Wang Hong, Xu Qingsong, Zhou Lifeng
School of Mathematics & Statistics, Central South University, Changsha, Hunan, China.
PLoS One. 2015 Feb 23;10(2):e0117844. doi: 10.1371/journal.pone.0117844. eCollection 2015.
Recently, various ensemble learning methods with different base classifiers have been proposed for credit scoring problems. However, for various reasons, there has been little research using logistic regression as the base classifier. In this paper, given large unbalanced data, we consider the plausibility of ensemble learning using regularized logistic regression as the base classifier to deal with credit scoring problems.

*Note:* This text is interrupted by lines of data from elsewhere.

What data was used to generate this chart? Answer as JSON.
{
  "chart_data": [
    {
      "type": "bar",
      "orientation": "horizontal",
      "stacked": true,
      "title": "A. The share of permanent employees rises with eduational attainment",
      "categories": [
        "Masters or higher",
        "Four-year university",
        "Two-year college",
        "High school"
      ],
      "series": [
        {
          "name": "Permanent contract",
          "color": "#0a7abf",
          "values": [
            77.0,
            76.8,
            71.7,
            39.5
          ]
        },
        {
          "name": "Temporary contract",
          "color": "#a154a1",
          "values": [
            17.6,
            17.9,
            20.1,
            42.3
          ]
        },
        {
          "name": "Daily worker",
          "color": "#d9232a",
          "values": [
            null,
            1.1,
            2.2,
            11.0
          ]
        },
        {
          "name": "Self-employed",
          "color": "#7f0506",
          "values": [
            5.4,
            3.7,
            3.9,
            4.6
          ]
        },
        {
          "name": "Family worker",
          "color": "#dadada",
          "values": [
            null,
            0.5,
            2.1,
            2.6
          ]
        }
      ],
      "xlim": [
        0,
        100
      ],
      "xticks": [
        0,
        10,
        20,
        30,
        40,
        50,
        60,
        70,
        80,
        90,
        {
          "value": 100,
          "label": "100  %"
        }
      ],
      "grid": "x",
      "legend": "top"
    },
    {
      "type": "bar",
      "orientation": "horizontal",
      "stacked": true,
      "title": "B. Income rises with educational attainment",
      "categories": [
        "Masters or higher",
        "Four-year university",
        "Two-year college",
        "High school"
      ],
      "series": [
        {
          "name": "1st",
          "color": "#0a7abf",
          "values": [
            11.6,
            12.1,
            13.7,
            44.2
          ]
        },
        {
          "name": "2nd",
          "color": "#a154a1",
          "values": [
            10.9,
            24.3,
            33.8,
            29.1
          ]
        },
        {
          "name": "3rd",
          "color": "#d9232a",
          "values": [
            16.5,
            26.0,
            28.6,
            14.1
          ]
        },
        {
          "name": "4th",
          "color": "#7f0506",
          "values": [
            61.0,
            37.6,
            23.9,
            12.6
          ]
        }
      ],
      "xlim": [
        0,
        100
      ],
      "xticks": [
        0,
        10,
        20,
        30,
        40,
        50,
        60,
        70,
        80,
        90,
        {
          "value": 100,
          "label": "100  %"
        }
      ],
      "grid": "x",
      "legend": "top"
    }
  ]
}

In this research, the data is first balanced and diversified by clustering and bagging algorithms. Then we apply a Lasso-logistic regression learning ensemble to evaluate the credit risks. We show that the proposed algorithm outperforms popular credit scoring models such as decision tree, Lasso-logistic regression and random forests in terms of AUC and F-measure. We also provide two importance measures for the proposed model to identify important variables in the data.
最近,针对信用评分问题,已经提出了各种基于不同基分类器的集成学习方法。然而,由于各种原因,使用逻辑回归作为基分类器的研究很少。在本文中,考虑到大量不平衡数据,我们探讨了使用正则化逻辑回归作为基分类器的集成学习来处理信用评分问题的合理性。在本研究中,首先通过聚类和装袋算法对数据进行平衡和多样化处理。然后,我们应用套索逻辑回归学习集成来评估信用风险。我们表明,所提出的算法在AUC和F值方面优于决策树、套索逻辑回归和随机森林等流行的信用评分模型。我们还为所提出的模型提供了两种重要性度量,以识别数据中的重要变量。